Test MACF-6234 has dependency on semanage, but this is not checked as a pre-requisite

[jimbobmcgee]

Describe the bug The test, MACF-6234 (Check SELINUX status) has dependencies on more binaries than are checked by the pre-requisites check. Specifically, the variable ${SEMANAGEBINARY} is used to build a command-line at https://github.com/CISOfy/lynis/blob/master/include/tests_mac_frameworks#L161, but it is not checked that this binary exists first. The only variable tested is ${SESTATUSBINARY} (which is also used in the test).

Version

• Distribution [e.g. Ubuntu 18.04]: CentOS 7
• Lynis version [e.g. 2.7.0]: 3.0.8 / 1.el7

Expected behavior Tests requiring ${SEMANAGEBINARY} should be skipped. Either the guard/pre-reqs code for this test should be updated to something like...

PREQS_MET="YES"
HasData "${SESTATUSBINARY}" || PREQS_MET="NO"
HasData "${SEMANAGEBINARY}" || PREQS_MET="NO"

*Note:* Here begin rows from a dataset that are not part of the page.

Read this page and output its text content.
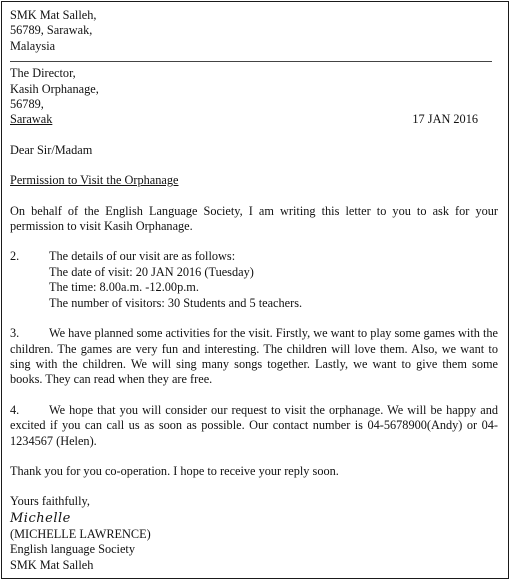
SMK Mat Salleh,
56789, Sarawak,
Malaysia
The Director,
Kasih Orphanage,
56789,
Sarawak	17 JAN 2016
Dear Sir/Madam
Permission to Visit the Orphanage
On behalf of the English Language Society, I am writing this letter to you to ask for your permission to visit Kasih Orphanage.
2.	The details of our visit are as follows:
The date of visit: 20 JAN 2016 (Tuesday)
The time: 8.00a.m. -12.00p.m.
The number of visitors: 30 Students and 5 teachers.
3. We have planned some activities for the visit. Firstly, we want to play some games with the children. The games are very fun and interesting. The children will love them. Also, we want to sing with the children. We will sing many songs together. Lastly, we want to give them some books. They can read when they are free.
4. We hope that you will consider our request to visit the orphanage. We will be happy and excited if you can call us as soon as possible. Our contact number is 04-5678900(Andy) or 04-1234567 (Helen).
Thank you for you co-operation. I hope to receive your reply soon.
Yours faithfully,
Michelle
(MICHELLE LAWRENCE)
English language Society
SMK Mat Salleh
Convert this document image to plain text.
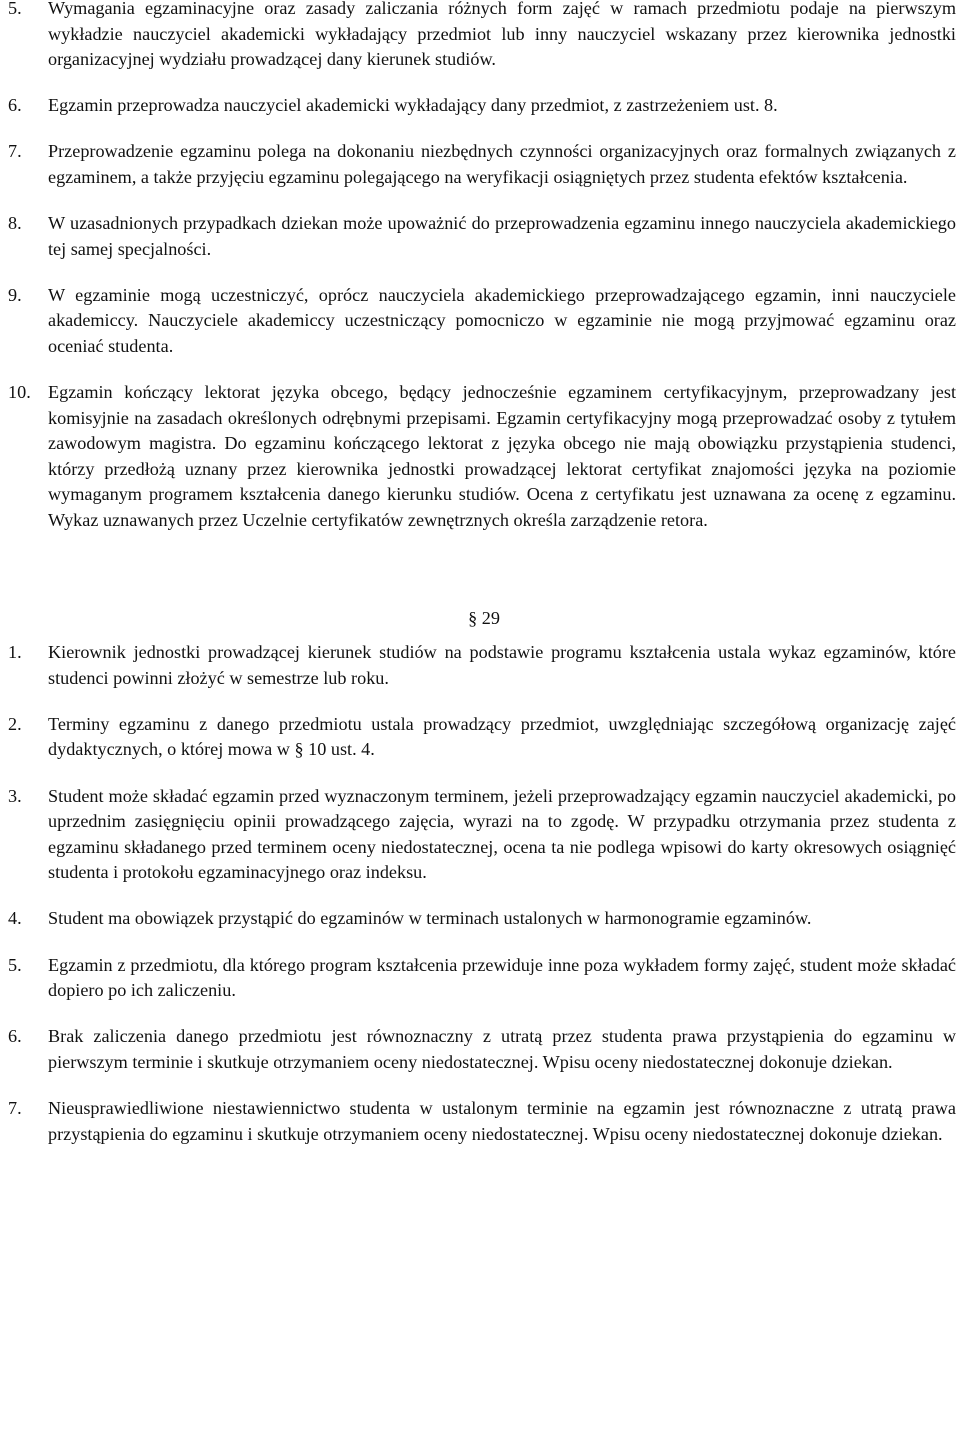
5. Wymagania egzaminacyjne oraz zasady zaliczania różnych form zajęć w ramach przedmiotu podaje na pierwszym wykładzie nauczyciel akademicki wykładający przedmiot lub inny nauczyciel wskazany przez kierownika jednostki organizacyjnej wydziału prowadzącej dany kierunek studiów.
6. Egzamin przeprowadza nauczyciel akademicki wykładający dany przedmiot, z zastrzeżeniem ust. 8.
7. Przeprowadzenie egzaminu polega na dokonaniu niezbędnych czynności organizacyjnych oraz formalnych związanych z egzaminem, a także przyjęciu egzaminu polegającego na weryfikacji osiągniętych przez studenta efektów kształcenia.
8. W uzasadnionych przypadkach dziekan może upoważnić do przeprowadzenia egzaminu innego nauczyciela akademickiego tej samej specjalności.
9. W egzaminie mogą uczestniczyć, oprócz nauczyciela akademickiego przeprowadzającego egzamin, inni nauczyciele akademiccy. Nauczyciele akademiccy uczestniczący pomocniczo w egzaminie nie mogą przyjmować egzaminu oraz oceniać studenta.
10. Egzamin kończący lektorat języka obcego, będący jednocześnie egzaminem certyfikacyjnym, przeprowadzany jest komisyjnie na zasadach określonych odrębnymi przepisami. Egzamin certyfikacyjny mogą przeprowadzać osoby z tytułem zawodowym magistra. Do egzaminu kończącego lektorat z języka obcego nie mają obowiązku przystąpienia studenci, którzy przedłożą uznany przez kierownika jednostki prowadzącej lektorat certyfikat znajomości języka na poziomie wymaganym programem kształcenia danego kierunku studiów. Ocena z certyfikatu jest uznawana za ocenę z egzaminu. Wykaz uznawanych przez Uczelnie certyfikatów zewnętrznych określa zarządzenie retora.
§ 29
1. Kierownik jednostki prowadzącej kierunek studiów na podstawie programu kształcenia ustala wykaz egzaminów, które studenci powinni złożyć w semestrze lub roku.
2. Terminy egzaminu z danego przedmiotu ustala prowadzący przedmiot, uwzględniając szczegółową organizację zajęć dydaktycznych, o której mowa w § 10 ust. 4.
3. Student może składać egzamin przed wyznaczonym terminem, jeżeli przeprowadzający egzamin nauczyciel akademicki, po uprzednim zasięgnięciu opinii prowadzącego zajęcia, wyrazi na to zgodę. W przypadku otrzymania przez studenta z egzaminu składanego przed terminem oceny niedostatecznej, ocena ta nie podlega wpisowi do karty okresowych osiągnięć studenta i protokołu egzaminacyjnego oraz indeksu.
4. Student ma obowiązek przystąpić do egzaminów w terminach ustalonych w harmonogramie egzaminów.
5. Egzamin z przedmiotu, dla którego program kształcenia przewiduje inne poza wykładem formy zajęć, student może składać dopiero po ich zaliczeniu.
6. Brak zaliczenia danego przedmiotu jest równoznaczny z utratą przez studenta prawa przystąpienia do egzaminu w pierwszym terminie i skutkuje otrzymaniem oceny niedostatecznej. Wpisu oceny niedostatecznej dokonuje dziekan.
7. Nieusprawiedliwione niestawiennictwo studenta w ustalonym terminie na egzamin jest równoznaczne z utratą prawa przystąpienia do egzaminu i skutkuje otrzymaniem oceny niedostatecznej. Wpisu oceny niedostatecznej dokonuje dziekan.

...or the test performed by ${SEMANAGEBINARY} should be split out from MACF-6234 and should have its own pre-req around HasData "${SEMANAGEBINARY}".

Output

/usr/share/lynis/include/tests_mac_frameworks: line 161: permissive: command not found
/usr/share/lynis/include/tests_mac_frameworks: line 162: permissive: command not found

Additional context Technically, this test also relies on ${GREPBINARY}, ${AWKBINARY}, ${TRBINARY}, ${WCBINARY} and ${PSBINARY}, but I assume these will be POSIX-compliant, so more widely available, and less-likely to be a concern.